Nearly 1,000 Haitian migrants who illegally entered The Bahamas within the last week are expected to be repatriated by the end of the week, according to Minister of Immigration Keith Bell, who yesterday added that the government has information that more migrants are headed to The Bahamas.
“We anticipate repatriating 916 Haitians back to Haiti by the end of the week,” Bell said at a press conference.
“Now, that is very, very aggressive. That depends on whether we get the cooperation of the United States of America in terms of providing us with a carrier. That is contingent on whether we’re able to take one or two planes out of the fleet at Bahamasair to repatriate.
“That is contingent on whether or not we’re able to get the cooperation of the Haitian government to repatriate and, of course, we know that in the past, they turn around very, very quickly in terms of accepting their residents back.”

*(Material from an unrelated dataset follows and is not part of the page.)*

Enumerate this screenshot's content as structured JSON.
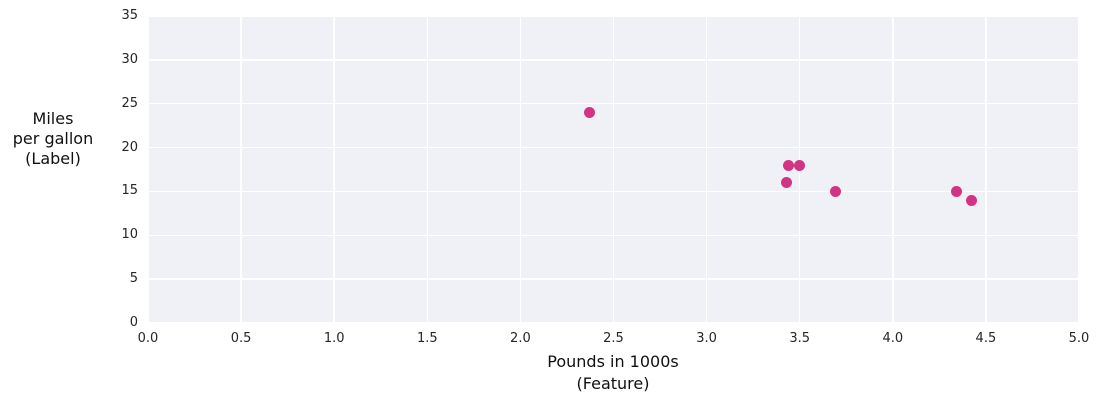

He said the government anticipates that repatriations will start as early as tomorrow.
Bell said Chief Magistrate JoyAnn Ferguson-Pratt flew to Inagua, where the majority of the migrants were being held.

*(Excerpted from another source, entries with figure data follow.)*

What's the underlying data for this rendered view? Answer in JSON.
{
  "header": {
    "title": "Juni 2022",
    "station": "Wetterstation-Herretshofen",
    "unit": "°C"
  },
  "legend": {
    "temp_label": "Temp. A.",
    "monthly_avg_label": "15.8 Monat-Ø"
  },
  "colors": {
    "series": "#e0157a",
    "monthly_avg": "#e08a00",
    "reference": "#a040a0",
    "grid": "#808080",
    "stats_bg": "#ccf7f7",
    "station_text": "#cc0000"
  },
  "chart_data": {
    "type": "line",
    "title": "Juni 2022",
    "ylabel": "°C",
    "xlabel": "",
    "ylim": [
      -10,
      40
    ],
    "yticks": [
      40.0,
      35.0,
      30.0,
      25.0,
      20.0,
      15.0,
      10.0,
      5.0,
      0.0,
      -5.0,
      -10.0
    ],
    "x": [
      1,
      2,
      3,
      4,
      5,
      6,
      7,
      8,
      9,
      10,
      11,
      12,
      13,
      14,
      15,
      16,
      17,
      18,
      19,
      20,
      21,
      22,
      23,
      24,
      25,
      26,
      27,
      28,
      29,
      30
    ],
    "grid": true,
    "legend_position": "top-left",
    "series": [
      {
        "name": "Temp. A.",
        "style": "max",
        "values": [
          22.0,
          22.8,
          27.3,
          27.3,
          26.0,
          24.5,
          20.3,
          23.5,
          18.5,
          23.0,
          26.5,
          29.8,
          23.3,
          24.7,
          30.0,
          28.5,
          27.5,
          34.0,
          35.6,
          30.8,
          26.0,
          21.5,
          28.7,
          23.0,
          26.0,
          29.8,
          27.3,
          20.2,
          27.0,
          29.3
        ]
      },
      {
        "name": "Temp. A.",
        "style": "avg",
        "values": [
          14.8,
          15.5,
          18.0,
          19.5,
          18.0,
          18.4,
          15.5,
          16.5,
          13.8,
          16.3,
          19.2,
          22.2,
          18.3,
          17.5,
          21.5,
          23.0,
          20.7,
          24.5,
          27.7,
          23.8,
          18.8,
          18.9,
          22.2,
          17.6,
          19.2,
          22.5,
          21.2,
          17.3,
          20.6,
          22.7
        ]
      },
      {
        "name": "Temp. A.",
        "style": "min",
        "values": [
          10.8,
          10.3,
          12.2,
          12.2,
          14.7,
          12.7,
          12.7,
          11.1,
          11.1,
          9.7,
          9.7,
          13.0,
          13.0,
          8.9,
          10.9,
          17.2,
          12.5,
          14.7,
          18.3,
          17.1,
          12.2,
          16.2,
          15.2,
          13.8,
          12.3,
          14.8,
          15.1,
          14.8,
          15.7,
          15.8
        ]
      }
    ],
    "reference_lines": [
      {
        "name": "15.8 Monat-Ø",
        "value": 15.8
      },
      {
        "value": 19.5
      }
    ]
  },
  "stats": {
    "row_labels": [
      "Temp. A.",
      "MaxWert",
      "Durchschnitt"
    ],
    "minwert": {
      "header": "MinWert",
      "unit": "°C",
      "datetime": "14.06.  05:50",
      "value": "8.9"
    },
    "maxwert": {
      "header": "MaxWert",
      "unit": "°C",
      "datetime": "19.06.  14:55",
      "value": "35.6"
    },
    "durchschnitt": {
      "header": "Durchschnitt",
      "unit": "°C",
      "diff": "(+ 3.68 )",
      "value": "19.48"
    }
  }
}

“She’s there with another magistrate along with the administrator and they have commenced court proceedings from 9 a.m. this morning,” Bell said.

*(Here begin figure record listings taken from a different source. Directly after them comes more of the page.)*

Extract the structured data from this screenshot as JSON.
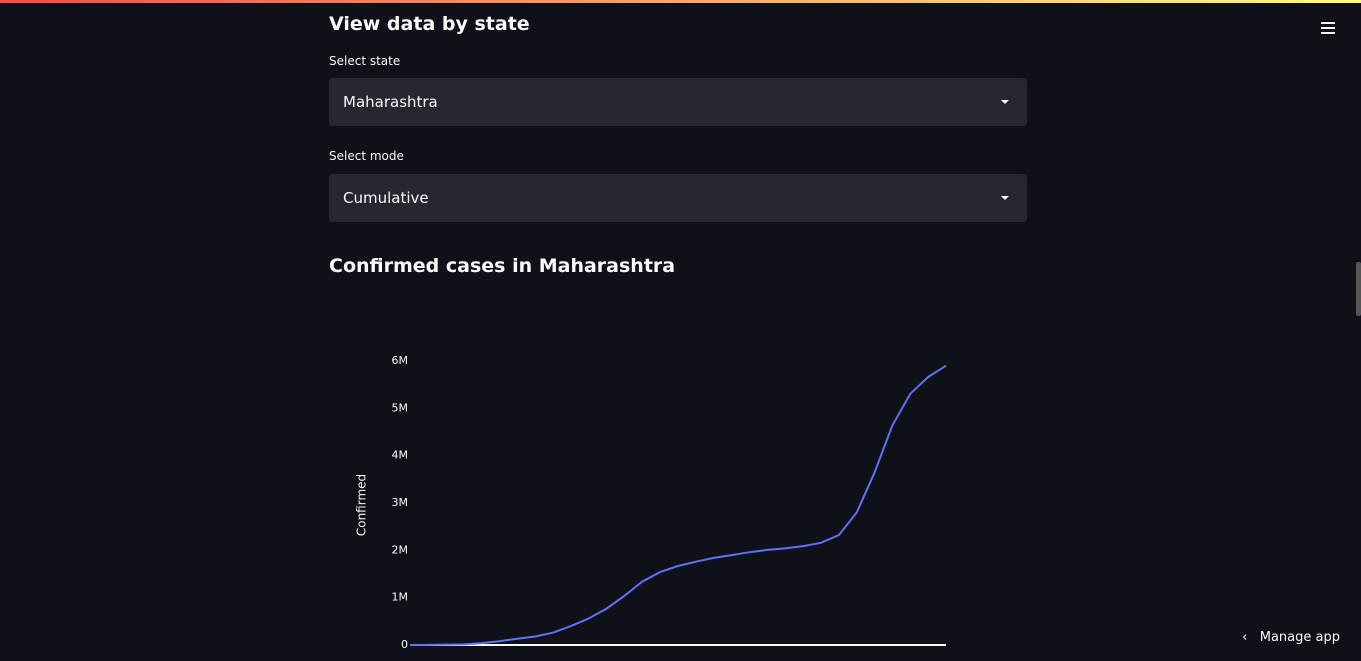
{
  "header": {
    "title": "View data by state"
  },
  "state_select": {
    "label": "Select state",
    "value": "Maharashtra"
  },
  "mode_select": {
    "label": "Select mode",
    "value": "Cumulative"
  },
  "chart_data": {
    "type": "line",
    "title": "Confirmed cases in Maharashtra",
    "y_label": "Confirmed",
    "values": [
      0,
      2000,
      8000,
      12000,
      40000,
      80000,
      130000,
      180000,
      260000,
      400000,
      560000,
      770000,
      1040000,
      1340000,
      1540000,
      1670000,
      1760000,
      1840000,
      1900000,
      1960000,
      2010000,
      2040000,
      2090000,
      2160000,
      2320000,
      2800000,
      3640000,
      4640000,
      5310000,
      5660000,
      5900000
    ],
    "color": "#636efa",
    "ylim": [
      0,
      6000000
    ],
    "yticks": [
      0,
      {
        "value": 1000000,
        "label": "1M"
      },
      {
        "value": 2000000,
        "label": "2M"
      },
      {
        "value": 3000000,
        "label": "3M"
      },
      {
        "value": 4000000,
        "label": "4M"
      },
      {
        "value": 5000000,
        "label": "5M"
      },
      {
        "value": 6000000,
        "label": "6M"
      }
    ]
  },
  "footer": {
    "manage_app": "Manage app"
  }
}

“They’re going to process those illegal immigrants very quickly. Once they’ve gone before the courts today, we anticipate working through the Ministry of Foreign Affairs — and I’ve already reached out to the. Hon. Fred Mitchell — to ensure that the repatriation is immediate and quick.”
On Wednesday, authorities apprehended 86 Haitian migrants off Inagua.
The Royal Bahamas Defense Force (RBDF) said that on Thursday evening, while en route to Inagua with a group of 70 migrants who were apprehended earlier in the day, marines aboard the HMBS Bahamas spotted another sloop just five miles west of Inagua with 151 Haitians on board.
According to the RBDF, 195 Haitian migrants were apprehended on Saturday in two separate incidents.
On Saturday morning, a sloop carrying 50 Haitians was intercepted off Inagua.
Later in the day, a sloop was spotted in the Ragged Island chain. Marines aboard an RBDF ship discovered 145 migrants on board.
The RBDF said 400-plus migrants were detained on Sunday after their vessel sank in the Ragged Island chain.
Bell said the government does not plan to take the hundreds of migrants who were found off Ragged Island to Inagua because there are already more than 500 migrants on the island.
Of the 900-plus migrants who arrived in recent days, 108 are women and children.
Seventy-five of them had already been brought to Nassau, according to Bell. The remaining women and children were also expected to be brought to the capital.
Bell said the migrants on Inagua were tested for various illnesses, including COVID-19.
He said those tests came back negative.
“…Among the group, we know there was some dehydration and one or two other aspects we are dealing with, which usually is the case when they come across these long voyages on these cramped vessels and they’re coming from the poorest parts of Haiti,” Bell said.
“We know that happens. But we have not come across [any] case to date that warrants serious concern that there is COVID among them.”
The recent spike in apprehended Haitian migrants in Bahamian waters follows months of deteriorating economic and social conditions in Haiti in the wake of the assassination of Haitian President Jovenel Moïse and a catastrophic earthquake.
Bell said the protection of The Bahamas’ border remains “very high” on the government’s agenda.
“We…purchased a number of different fleets, ocean-faring, those for coastal patrols and those for shallow waters,” he said.
“We have those deployed already. Minister [of National Security] Wayne Munroe is in direct communication with the commodore of the defense force to ensure that we block the channel between Inagua and Haiti and that is critical. And so, we’re deploying our assets in those areas.
“Of course, given the numbers, there is information that there may be more coming, and so I want to ask the fishermen out there — we have a number of fishermen in our area — to please ensure that you be on the lookout for these persons.”
Bell said there is a need to construct “a proper” multipurpose facility in Inagua.
He said the facility could be used to house migrants.
It could also be used as a hurricane shelter, according to Bell.